Let My People Go isn’t some polite meditation on mortality. This is Astrid Bas standing in a room and saying: here are two women who made extraordinary things and then they were gone. One chose to go. One had that choice ripped away from her in the most obscene way human beings have ever devised.
Sarah Kane writing plays that made audiences walk out because they couldn’t handle what she was showing them about violence and love and the impossibility of connection. Charlotte Salomon painting over 700 gouaches while the world was actively trying to erase her and everyone like her from existence. And then…nothing.
Twenty-eight. Twenty-six.
What Astrid does here, and this is where it gets under your skin, is she doesn’t try to explain it or make it comfortable or wrap it up in some redemptive narrative bullshit. She just puts their words, their images, their courage up against the reality that they’re gone. The movement, the text, the video, it’s not healing. It’s not cathartic. It’s just there, like a wound that won’t close because maybe it shouldn’t.

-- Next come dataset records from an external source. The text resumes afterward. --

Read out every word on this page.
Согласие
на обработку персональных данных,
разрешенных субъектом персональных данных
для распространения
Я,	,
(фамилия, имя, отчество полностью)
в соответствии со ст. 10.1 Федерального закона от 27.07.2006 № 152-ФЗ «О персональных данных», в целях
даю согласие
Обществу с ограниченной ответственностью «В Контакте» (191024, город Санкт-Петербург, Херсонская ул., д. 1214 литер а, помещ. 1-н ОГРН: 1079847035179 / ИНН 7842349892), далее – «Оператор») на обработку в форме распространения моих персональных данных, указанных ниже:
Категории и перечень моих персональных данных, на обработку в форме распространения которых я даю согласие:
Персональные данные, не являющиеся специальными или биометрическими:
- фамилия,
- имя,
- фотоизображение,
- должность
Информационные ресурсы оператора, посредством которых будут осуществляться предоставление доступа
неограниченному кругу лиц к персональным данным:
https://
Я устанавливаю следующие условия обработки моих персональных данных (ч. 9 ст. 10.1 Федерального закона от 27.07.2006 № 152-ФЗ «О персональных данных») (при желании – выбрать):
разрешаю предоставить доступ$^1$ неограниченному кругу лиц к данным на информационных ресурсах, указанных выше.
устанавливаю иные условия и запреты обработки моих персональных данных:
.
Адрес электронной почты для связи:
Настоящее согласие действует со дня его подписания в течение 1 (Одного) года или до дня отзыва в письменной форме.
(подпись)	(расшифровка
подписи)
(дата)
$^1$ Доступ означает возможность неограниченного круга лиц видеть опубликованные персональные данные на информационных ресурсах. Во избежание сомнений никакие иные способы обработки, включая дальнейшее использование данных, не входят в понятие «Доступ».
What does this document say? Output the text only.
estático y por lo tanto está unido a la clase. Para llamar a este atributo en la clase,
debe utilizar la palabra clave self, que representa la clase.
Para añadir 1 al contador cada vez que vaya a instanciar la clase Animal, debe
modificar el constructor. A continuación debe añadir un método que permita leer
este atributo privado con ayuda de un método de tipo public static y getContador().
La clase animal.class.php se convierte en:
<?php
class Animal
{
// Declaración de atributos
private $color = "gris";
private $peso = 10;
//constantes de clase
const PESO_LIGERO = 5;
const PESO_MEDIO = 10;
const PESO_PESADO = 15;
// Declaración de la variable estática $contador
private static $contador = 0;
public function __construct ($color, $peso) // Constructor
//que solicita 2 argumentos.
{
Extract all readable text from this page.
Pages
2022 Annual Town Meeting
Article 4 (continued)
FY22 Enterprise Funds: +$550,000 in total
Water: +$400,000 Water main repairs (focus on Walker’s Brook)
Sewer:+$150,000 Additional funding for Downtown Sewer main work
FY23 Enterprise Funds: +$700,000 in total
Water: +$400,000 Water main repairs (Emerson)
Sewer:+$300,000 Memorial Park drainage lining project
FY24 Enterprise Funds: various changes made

You watch this and you think about all the art that was never made, all the plays Kane didn’t write, all the paintings Salomon didn’t paint. You think about the unfairness of it, not in some abstract way, but in your gut where it actually matters. And Astrid doesn’t let you look away from that. She honors them by not prettifying it.
This is what art should do when it looks at death: it should refuse to make it easier than it is.